Aux termes de l'article 1 LAVI, toute personne qui a subi, du fait d'une infraction, une atteinte directe à son intégrité physique, psychique ou sexuelle a droit au soutien prévu par la loi. Selon l'article 2 LAVI, l'aide aux victimes comprend notamment l'indemnisation du dommage (art. 19 ss LAVI) ainsi que la réparation morale (art. 22 ss LAVI). La notion de victime ne dépend pas de la qualification de l'infraction mais exclusivement de ses effets sur le lésé. Il faut déterminer si, au regard des conséquences de l'infraction en cause, le lésé peut légitimement invoquer le besoin de protection prévu par la loi (ATF 129 IV 216).

2.

L’article 1, alinéa 2 LAVI prévoit que le conjoint, les enfants et les père et mère de la victime ainsi que les autres personnes unies à elles par des liens analogues (proches) ont également droit à l’aide aux victimes. L’article 4 LAVI précise que les prestations d’aide aux victimes ne sont accordées définitivement que lorsque l’auteur de l’infraction ou un autre débiteur ne verse aucune prestation ou ne verse que des prestations insuffisantes.Selon l'article 22 LAVI, la victime et ses proches ont droit à une réparation morale lorsque la gravité de l'atteinte le justifie; les articles 47 et 49 du code des obligations s'appliquent par analogie. Avec la nouvelle LAVI entrée en vigueur le 1er janvier 2009, le montant de la réparation morale a été plafonné à 70'000 francs pour la victime et 35'000 francs pour ses proches (art. 23 LAVI).
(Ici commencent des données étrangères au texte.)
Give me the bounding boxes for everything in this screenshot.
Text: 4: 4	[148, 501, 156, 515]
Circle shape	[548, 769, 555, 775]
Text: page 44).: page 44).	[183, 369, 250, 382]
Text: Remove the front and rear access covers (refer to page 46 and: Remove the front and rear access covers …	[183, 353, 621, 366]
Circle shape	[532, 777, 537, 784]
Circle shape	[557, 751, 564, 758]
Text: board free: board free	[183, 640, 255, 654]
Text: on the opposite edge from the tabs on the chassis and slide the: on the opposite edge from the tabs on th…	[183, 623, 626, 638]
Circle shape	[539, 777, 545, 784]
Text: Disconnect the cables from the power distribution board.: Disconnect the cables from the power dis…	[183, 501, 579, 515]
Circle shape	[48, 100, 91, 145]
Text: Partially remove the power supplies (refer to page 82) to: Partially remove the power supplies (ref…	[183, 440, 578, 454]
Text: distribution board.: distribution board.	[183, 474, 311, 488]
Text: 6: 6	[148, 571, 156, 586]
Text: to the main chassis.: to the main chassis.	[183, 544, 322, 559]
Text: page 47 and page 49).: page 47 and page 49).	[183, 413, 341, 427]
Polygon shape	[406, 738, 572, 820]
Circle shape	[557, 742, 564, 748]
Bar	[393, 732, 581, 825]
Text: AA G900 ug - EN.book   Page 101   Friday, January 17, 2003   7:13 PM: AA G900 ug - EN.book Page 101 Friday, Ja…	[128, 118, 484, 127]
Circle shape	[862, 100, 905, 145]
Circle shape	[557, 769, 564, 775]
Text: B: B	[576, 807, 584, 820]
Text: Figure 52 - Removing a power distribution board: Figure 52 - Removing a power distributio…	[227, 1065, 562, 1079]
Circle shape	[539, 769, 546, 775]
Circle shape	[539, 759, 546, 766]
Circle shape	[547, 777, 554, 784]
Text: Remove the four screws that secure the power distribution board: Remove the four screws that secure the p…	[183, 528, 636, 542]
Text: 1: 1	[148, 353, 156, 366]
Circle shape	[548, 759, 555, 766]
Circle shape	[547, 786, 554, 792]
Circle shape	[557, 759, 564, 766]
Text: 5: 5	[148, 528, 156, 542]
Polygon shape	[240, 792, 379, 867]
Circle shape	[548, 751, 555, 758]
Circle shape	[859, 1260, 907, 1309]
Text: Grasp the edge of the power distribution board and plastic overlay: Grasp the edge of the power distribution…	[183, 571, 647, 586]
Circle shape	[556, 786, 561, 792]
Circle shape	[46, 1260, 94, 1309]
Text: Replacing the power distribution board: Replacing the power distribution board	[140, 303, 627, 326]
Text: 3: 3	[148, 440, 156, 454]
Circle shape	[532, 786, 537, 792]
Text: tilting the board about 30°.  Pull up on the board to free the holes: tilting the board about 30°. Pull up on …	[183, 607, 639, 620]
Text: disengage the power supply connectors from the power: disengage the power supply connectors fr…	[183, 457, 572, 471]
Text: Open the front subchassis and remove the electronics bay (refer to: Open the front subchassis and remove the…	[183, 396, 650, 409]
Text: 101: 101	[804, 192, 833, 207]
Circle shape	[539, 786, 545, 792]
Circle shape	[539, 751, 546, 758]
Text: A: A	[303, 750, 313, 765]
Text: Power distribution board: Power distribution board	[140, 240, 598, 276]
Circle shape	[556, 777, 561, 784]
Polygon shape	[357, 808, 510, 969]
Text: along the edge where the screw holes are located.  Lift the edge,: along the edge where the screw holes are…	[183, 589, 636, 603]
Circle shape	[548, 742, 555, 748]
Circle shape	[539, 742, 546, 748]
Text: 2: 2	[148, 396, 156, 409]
En l'espèce, les requérants ont incontestablement qualité de proches de la victime et ont, à ce titre, droit à l’indemnisation et à la réparation morale prévue par la LAVI. Par ailleurs, l’auteur de l’infraction a été condamné à une longue peine privative de liberté, qu’il purge actuellement. Il y a lieu de considérer par conséquent que l’auteur n’est pas en mesure d’indemniser sa victime dans des délais raisonnables de sorte que, le principe de la subsidiarité étant respecté (article 4 LAVI), les prestations d’aide aux victimes seront accordées.

3.

Le versement d'une indemnité LAVI pour tort moral se rapproche d'une allocation ex aequo et bono et justifie que l'on tienne compte de la situation dans son ensemble. Le large pouvoir d'appréciation reconnu à l'autorité d'indemnisation n'a comme principales limites que le respect de l'égalité de traitement et l'interdiction de l'arbitraire (cf. par exemple : ATF du 7 février 2002, 1A.169/2001). Pour ces motifs, le montant de l'indemnité pour tort moral ne saurait être calculé; il peut seulement être estimé. Il dépendra des circonstances particulières du cas.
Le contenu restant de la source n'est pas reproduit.